Letzter Akt in dieser Geschichte: Die Universitätsstadt Tübingen hat im 2019 aufgestellten Gedenkbuch auf dem Gräberfeld X den Namen von Theodor Moonen ergänzt.


[1] Bei dem Text handelt es sich um den Ausschnitt einer Gedenkrede, die Stadtarchivar Udo Rauch am 25. Juni 2019 bei der Enthüllung des neuen Gedenkbuches am Gräberfeld X gehalten hat. Weitere Informationen dazu finden Sie auf der Homepage der Universitätsstadt Tübingen.

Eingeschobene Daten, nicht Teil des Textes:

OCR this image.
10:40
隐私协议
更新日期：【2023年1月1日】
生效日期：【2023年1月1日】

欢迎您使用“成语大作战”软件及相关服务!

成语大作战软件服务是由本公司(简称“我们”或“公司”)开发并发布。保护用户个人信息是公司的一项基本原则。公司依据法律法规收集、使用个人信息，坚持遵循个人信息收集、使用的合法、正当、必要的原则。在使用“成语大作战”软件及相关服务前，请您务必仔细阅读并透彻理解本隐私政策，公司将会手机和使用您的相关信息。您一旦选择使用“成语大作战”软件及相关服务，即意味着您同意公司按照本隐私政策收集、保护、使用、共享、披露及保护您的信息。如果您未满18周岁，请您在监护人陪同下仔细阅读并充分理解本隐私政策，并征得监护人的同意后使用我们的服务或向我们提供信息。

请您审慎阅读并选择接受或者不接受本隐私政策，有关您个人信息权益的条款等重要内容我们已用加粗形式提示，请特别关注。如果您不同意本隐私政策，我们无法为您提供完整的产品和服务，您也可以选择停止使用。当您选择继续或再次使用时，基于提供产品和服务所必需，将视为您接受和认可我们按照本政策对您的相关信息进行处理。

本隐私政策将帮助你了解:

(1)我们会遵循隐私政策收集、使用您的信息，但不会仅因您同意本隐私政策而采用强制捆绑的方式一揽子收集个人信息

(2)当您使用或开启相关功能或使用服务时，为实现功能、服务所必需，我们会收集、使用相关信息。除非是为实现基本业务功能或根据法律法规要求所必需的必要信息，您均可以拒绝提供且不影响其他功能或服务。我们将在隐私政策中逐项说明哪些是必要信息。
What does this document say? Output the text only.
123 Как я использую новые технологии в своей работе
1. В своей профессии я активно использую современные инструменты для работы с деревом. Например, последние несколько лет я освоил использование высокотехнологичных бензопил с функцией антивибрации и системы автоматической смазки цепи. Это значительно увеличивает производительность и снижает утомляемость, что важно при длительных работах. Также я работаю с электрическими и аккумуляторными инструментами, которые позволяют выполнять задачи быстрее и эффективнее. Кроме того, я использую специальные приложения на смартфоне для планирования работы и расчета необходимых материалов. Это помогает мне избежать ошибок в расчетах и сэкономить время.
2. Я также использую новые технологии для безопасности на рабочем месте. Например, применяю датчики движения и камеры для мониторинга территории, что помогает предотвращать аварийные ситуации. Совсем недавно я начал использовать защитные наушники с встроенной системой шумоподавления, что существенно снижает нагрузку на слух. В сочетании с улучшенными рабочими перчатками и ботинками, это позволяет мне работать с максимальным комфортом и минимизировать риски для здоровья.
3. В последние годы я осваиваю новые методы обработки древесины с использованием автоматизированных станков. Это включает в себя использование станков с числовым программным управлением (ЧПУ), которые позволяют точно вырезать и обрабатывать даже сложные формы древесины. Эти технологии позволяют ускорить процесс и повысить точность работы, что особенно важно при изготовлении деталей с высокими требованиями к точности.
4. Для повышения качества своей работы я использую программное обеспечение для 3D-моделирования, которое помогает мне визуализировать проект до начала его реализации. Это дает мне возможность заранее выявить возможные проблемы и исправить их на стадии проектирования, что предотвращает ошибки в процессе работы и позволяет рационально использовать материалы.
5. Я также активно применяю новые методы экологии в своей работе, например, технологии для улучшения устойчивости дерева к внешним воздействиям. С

[2] Universitätsarchiv Tübingen UAT 174/08, Eintrag Nr. 27 im Jahr 1944.
[3] Abgerufen am 25. Juni 2019 https://oorlogsgravenstichting.nl/persoon/106016/theodor-moonen#. Der Eintrag für Moonen wurde dort mittlerweile gelöscht, weil seine niederländische Staatsangehörigkeit nach einer jüngst erfolgten Prüfung in Zweifel gezogen wird (Mitteilung des niederländischen Webseitenbetreibers an das Stadtarchiv Tübingen vom 13.8.2019).  In den deutschen Gerichtsakten (Landesarchiv Speyer J72 / 545) wird Moonen als Niederländer geführt. Sein Vater war Niederländer und Theodor Moonen verbrachte den größten Teil seines Lebens in den Niederlanden. Das so niederländisch klingende Haaren, sein Geburtsort, liegt allerdings nicht in den Niederlanden, sondern ist heute ein Stadtteil von Aachen.
[4] Kopien im Stadtarchiv Tübingen A200/6307 Gräberfeld X, 1 Fasz., 1980-1999.
[5] Landesarchiv Speyer J72/545 Strafprozess Theodor Moonen, J86/3568 Gefangenenakte Theodor Moonen, J1/1097 Theodor Moonen, R19/10109 Wiedergutmachung Theodor Moonen.
[6] Landesarchiv Speyer R19/10109 Wiedergutmachung Theodor Moonen.
[7] Landesarchiv Speyer  J72/545 Staatsanwaltschaft Frankenthal in der Pfalz.